Consider the following C statements:
unsigned long x = 1;
float a = -x;
double b = -x;
I would expect the unary minus term to yield an unsigned long value equal to ULONG_MAX and a and b to be set to single and double precision representations of ULONG_MAX, respectively.
This is the result I obtain with gcc 4.4.7 on 32-bit Linux and with the Intel and PGI compilers on 64-bit Linux. With gcc (tested versions 4.4.7, 4.7.2 and 4.8.0, both with -O0 and -O2) on 64-bit Linux, however, the double variable b has the expected value, but float a becomes equal to -1 instead.
By contrast, the following statements will set both a and b to floating point representations of ULONG_MAX on all compilers and systems I tested:
unsigned long x = 1;
unsigned long y = -x;
float a = y;
double b = y;
If I use unsigned int instead of unsigned long, I get the expected result on all systems, too.
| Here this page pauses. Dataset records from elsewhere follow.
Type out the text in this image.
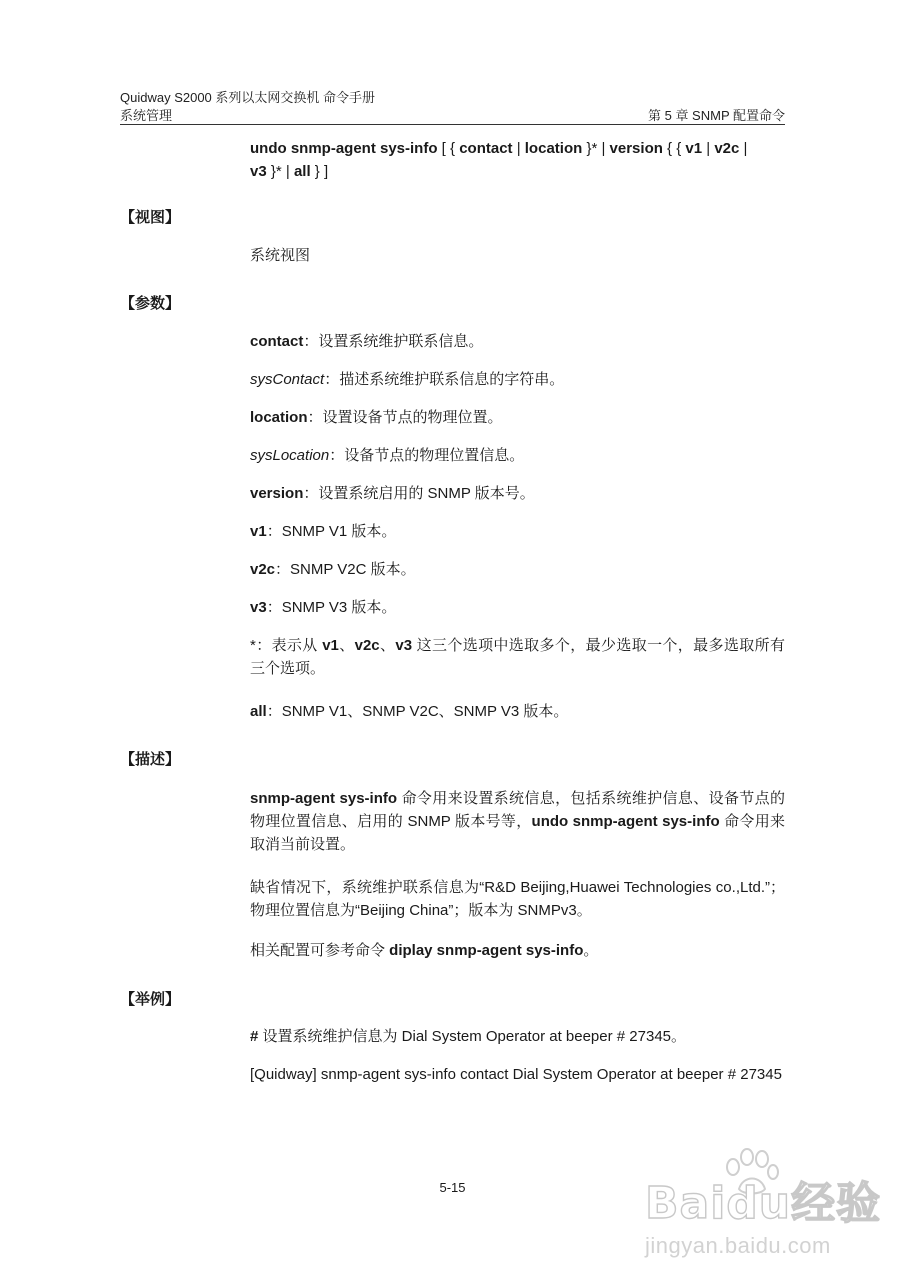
Quidway S2000 系列以太网交换机 命令手册
系统管理	第 5 章 SNMP 配置命令
undo snmp-agent sys-info [ { contact | location }* | version { { v1 | v2c |
v3 }* | all } ]
【视图】
系统视图
【参数】
contact：设置系统维护联系信息。
sysContact：描述系统维护联系信息的字符串。
location：设置设备节点的物理位置。
sysLocation：设备节点的物理位置信息。
version：设置系统启用的 SNMP 版本号。
v1：SNMP V1 版本。
v2c：SNMP V2C 版本。
v3：SNMP V3 版本。
*：表示从 v1、v2c、v3 这三个选项中选取多个，最少选取一个，最多选取所有三个选项。
all：SNMP V1、SNMP V2C、SNMP V3 版本。
【描述】
snmp-agent sys-info 命令用来设置系统信息，包括系统维护信息、设备节点的物理位置信息、启用的 SNMP 版本号等，undo snmp-agent sys-info 命令用来取消当前设置。
缺省情况下，系统维护联系信息为“R&D Beijing,Huawei Technologies co.,Ltd.”；物理位置信息为“Beijing China”；版本为 SNMPv3。
相关配置可参考命令 diplay snmp-agent sys-info。
【举例】
# 设置系统维护信息为 Dial System Operator at beeper # 27345。
[Quidway] snmp-agent sys-info contact Dial System Operator at beeper # 27345
5-15	Baidu经验
jingyan.baidu.com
Is this some kind of undefined behaviour or a compiler error?
This is due to a bug in GCC -- the type conversion happens before the negation.
The issue seems to be have been around for a while. Bug 55771 - Negation and type conversion incorrectly exchanged
In your second example, the negation happens before the type conversion. As such, you see expected results.